Finding such a protein is a daunting task, he says. "There's just this massive number of possibilities." Cells build proteins from a toolkit of twenty standard amino acids. Any one protein can have hundreds of amino acids linked together, yielding billions of configurations.

Baker's lab uses custom-made to speed the protein design process. Given a target shape, their program sends back amino acid combinations that, when folded, might yield something similar. The algorithms can also calculate the hypothetical proteins' stability, which reflects how likely they are to hold their proposed shape in real life. The Foldit game works alongside this computer program, but lets humans take the reins. Players can build a protein from the ground up and tweak it as they go, trying to meet design criteria while competing for the highest stability score.

Credit: Howard Hughes Medical Institute

"We're finding ways humans and computers can work together to solve this problem, rather than relying on the strengths of just one or the other," Koepnick says.
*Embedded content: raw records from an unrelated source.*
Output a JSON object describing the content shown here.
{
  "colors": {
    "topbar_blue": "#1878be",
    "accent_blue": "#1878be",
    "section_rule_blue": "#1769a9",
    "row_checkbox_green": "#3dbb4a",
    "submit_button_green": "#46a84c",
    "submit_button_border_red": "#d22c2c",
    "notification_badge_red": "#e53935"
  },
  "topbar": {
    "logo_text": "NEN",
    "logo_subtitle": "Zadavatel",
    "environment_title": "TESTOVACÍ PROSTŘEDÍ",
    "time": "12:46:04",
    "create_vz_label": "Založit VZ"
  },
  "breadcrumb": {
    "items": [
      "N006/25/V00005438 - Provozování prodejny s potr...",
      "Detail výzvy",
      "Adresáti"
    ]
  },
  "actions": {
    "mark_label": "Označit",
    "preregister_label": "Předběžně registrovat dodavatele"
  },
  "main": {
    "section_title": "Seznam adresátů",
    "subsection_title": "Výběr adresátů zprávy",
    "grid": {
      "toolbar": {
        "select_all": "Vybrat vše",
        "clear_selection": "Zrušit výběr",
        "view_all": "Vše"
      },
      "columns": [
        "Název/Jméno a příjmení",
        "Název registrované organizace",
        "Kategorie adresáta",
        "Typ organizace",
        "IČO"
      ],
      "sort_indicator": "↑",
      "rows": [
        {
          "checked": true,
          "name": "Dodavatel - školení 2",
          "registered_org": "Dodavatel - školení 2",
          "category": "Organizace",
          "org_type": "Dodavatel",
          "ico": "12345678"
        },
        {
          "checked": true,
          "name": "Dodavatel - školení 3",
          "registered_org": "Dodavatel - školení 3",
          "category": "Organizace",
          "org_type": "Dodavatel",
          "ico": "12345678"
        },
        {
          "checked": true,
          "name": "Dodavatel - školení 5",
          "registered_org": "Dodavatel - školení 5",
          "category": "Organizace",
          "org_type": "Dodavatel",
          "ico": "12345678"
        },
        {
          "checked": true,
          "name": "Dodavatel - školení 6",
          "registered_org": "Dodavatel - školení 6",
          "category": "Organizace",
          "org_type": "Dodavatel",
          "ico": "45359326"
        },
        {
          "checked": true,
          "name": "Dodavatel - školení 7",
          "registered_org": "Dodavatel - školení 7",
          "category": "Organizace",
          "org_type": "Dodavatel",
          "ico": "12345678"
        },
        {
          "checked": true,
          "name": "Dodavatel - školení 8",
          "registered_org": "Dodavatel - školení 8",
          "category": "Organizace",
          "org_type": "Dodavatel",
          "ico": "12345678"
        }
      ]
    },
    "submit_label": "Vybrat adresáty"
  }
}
Humans have ingenuity and a design sense that computers lack. He and his colleagues have posed almost 2,000 different protein design puzzles to hundreds of thousands of Foldit players since 2008, when the game was launched by Baker's lab.

"We've found that Foldit players can really make remarkable designs that fold as predicted," Baker says. "We're very excited to see what Foldit players come up with for COVID-19."

Each protein puzzle is usually open for about a week. The Foldit team has posted several rounds of coronavirus puzzles over the past month, updating players' guidance as new information about the virus comes in.

Already, a few designs seem promising, Baker says. But not every protein that seems good on the computer screen actually works out in real life. The team is running more computational tests, and they plan to study exceptional solutions in the lab. (While UW's labs have mostly shut down, research on COVID-19 is active, with precautions in place for staff.)

His team has had success using a similar strategy to design flu virus inhibitors. "In general, the coronaviruses appear to mutate less than influenza viruses," Baker says. "So that makes them a little bit easier of a target." Still, he cautions, his lab's contribution is just the first step in a long journey toward a drug. They'll send proteins that pass their screening test to other colleagues, who will test them on cells grown in culture dishes, and perhaps eventually in lab animals and humans.

Would-be puzzlers will probably need some practice before tackling open-ended design challenges like the coronavirus puzzles. But ultimately, Foldit players don't need to be biology experts to play the game and design potential drugs, Baker says. Like most puzzles, all it takes is persistence and a little bit of ingenuity.